Suppose $p:S^2\to P^2$ is the quotient antipodal map, and $J$ is a simply closed curve in $P^2$, then $p^{-1}(J)$ is either a simply closed curve in $S^2$, or two disjoint simply closed curves in $S^2$.
I think I can prove the second case. Clearly $(S^2,p)$ is a 2-fold covering space. Suppose $J$ is totally contained in a basic neighbourhood $U$, of $P^2$, then $p$ is a homeomorphic projection on the two connected components of $p^{-1}(U)$, hence each component contains exactly one homeomorphic preimage of $J$.
Now I have trouble proving the other case where no basic neighbourhood can contain $J$. How to proceed? Thanks in advance.
$S^2 \to P^2$ is a 2-sheeted covering map.

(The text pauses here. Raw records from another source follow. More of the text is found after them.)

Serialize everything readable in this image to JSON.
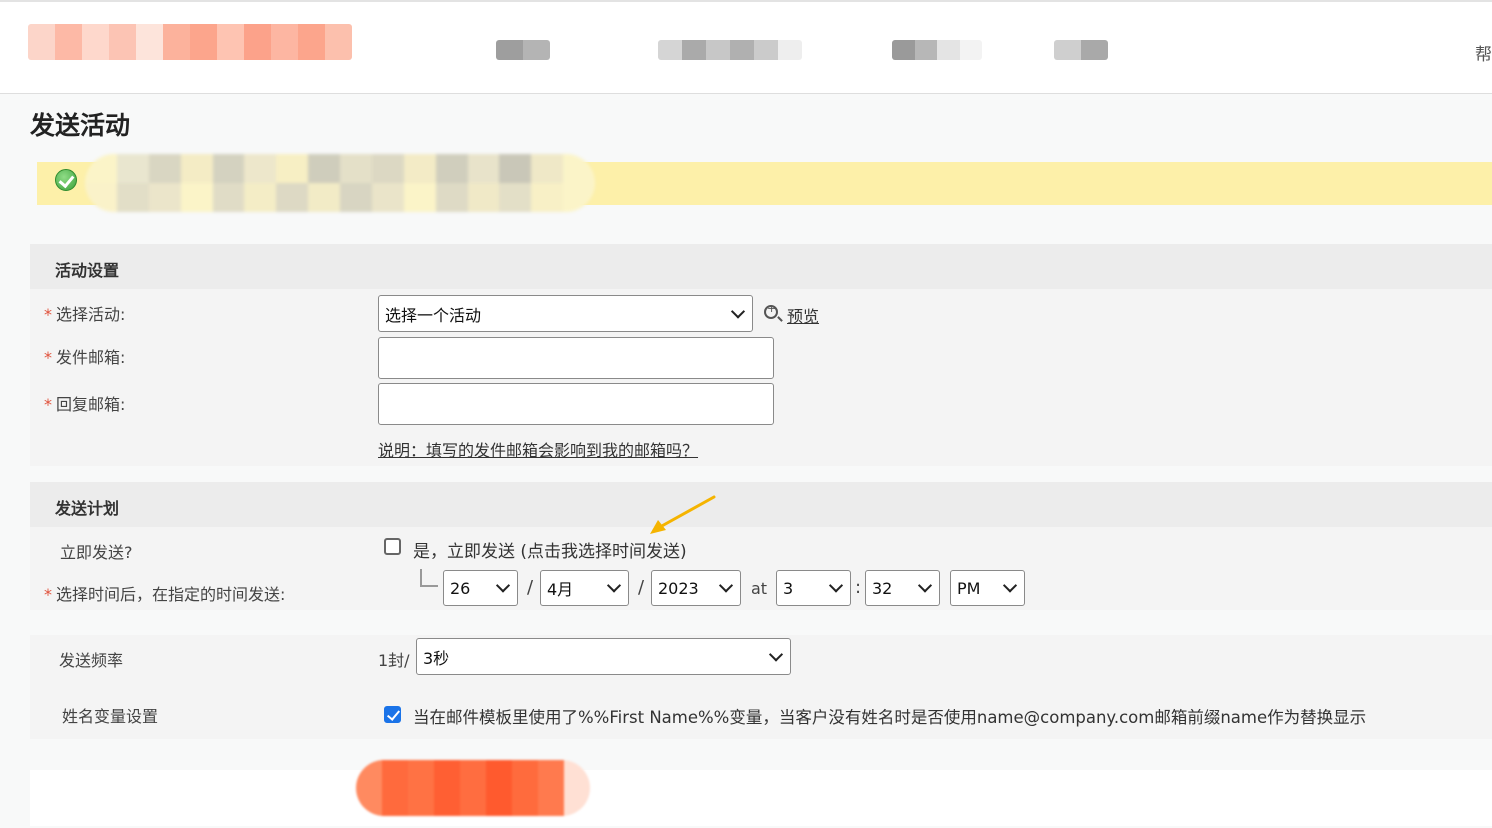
{
  "header": {
    "help_label": "帮"
  },
  "page": {
    "title": "发送活动"
  },
  "colors": {
    "accent_orange": "#ff6a3d",
    "notice_bg": "#fdf0a9",
    "arrow": "#f5b400",
    "check_blue": "#1a73e8"
  },
  "activity_settings": {
    "heading": "活动设置",
    "required_mark": "*",
    "select_label": "选择活动:",
    "select_value": "选择一个活动",
    "preview_label": "预览",
    "sender_label": "发件邮箱:",
    "sender_value": "",
    "reply_label": "回复邮箱:",
    "reply_value": "",
    "note_link": "说明：填写的发件邮箱会影响到我的邮箱吗？"
  },
  "schedule": {
    "heading": "发送计划",
    "immediate_label": "立即发送?",
    "immediate_option": "是，立即发送 (点击我选择时间发送)",
    "immediate_checked": false,
    "scheduled_label": "选择时间后，在指定的时间发送:",
    "day": "26",
    "month": "4月",
    "year": "2023",
    "at_label": "at",
    "hour": "3",
    "minute": "32",
    "ampm": "PM",
    "slash": "/",
    "colon": ":"
  },
  "frequency": {
    "label": "发送频率",
    "prefix": "1封/",
    "value": "3秒"
  },
  "name_variable": {
    "label": "姓名变量设置",
    "checked": true,
    "text": "当在邮件模板里使用了%%First Name%%变量，当客户没有姓名时是否使用name@company.com邮箱前缀name作为替换显示"
  }
}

Now note, that for any space $X\subset P^2$, the map restricts to a 2-sheeted covering map $p^{-1}X\to X$. If we pick $X=J$, then the covering map restricts to
$$ p^{-1}J \stackrel {2:1} \longrightarrow J\cong S^1.$$
So the preimage $p^{-1}J$ might either be homeomorphic to the unique covering space of $S^1$ corresponding to $2\mathbb Z\subset \mathbb Z$, or be homeomorphic to the trivial covering space $S^1 \sqcup S^1$. Note that generally (not in this case for the Jordan curve theorem) the two curves might be knotted.